Two other medical professionals came to help, including a young doctor. “They were very stressed,” Justin recalls, and they deferred to him after exchanging specialties.

The woman was fine after regaining consciousness – she had forgotten to take her epilepsy medication. After providing information to medical staff on the ground via satellite phone, the remainder of Justin’s flight was uneventful.

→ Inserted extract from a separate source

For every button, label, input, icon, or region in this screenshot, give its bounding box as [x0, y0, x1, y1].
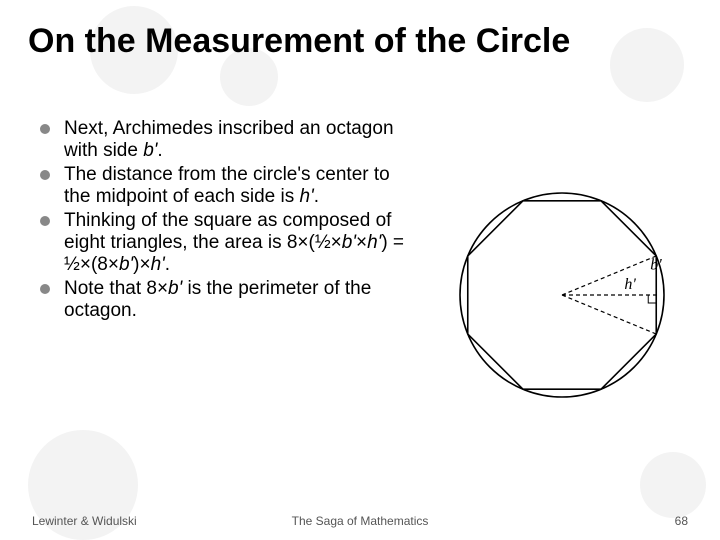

In Australia, off-duty doctors have a professional duty – but no legal duty – to assist in an emergency. If they choose to help, they are protected by law from civil liability if they act in good faith.

Despite this, there is an understandable reluctance to provide in-flight assistance, particularly on international flights where jurisdiction is less clear.

“There’s always the stress of the forensic side and the stress of the fact that it’s something important,” Matt says. He’s heard of doctors deliberately having a glass or two of wine at the airport or at the start of a flight, so they can say, “I’m under the influence, I can’t make a decision, I don’t want to be involved.” »

He says: “If you don’t have a specialty in critical care – for example, you’re a psychiatrist – you probably wouldn’t have done critical care work for a very long time. The risk you’re willing to accept is probably the most important thing – it’s a completely unfamiliar environment.”

In the unlikely but feared event of death at 10,000 meters, what would happen for the rest of the trip? Last year, a distressed Australian couple described being on a flight during which a woman collapsed and died. The husband sat next to her body, covered in blankets, for several hours.

The International Air Transport Association’s guidelines for onboard deaths suggest moving the body to a seat “with a few other passengers nearby,” or returning it to its own seat if the plane is full. It is recommended to restrain yourself with a seat belt, as well as to cover the body with a body bag if there is one, or a blanket if not.

If you were to have a medical accident in flight, you couldn’t hope for better luck than Dorothy Fletcher. In 2003, Fletcher, then 67, had a heart attack while flying from Manchester to Orlando, Florida, for her daughter’s wedding. When the call for help went out, no fewer than 15 cardiologists, on their way to a cardiology conference, stood up. She spent two days in intensive care upon arrival, but recovered in time to attend the wedding.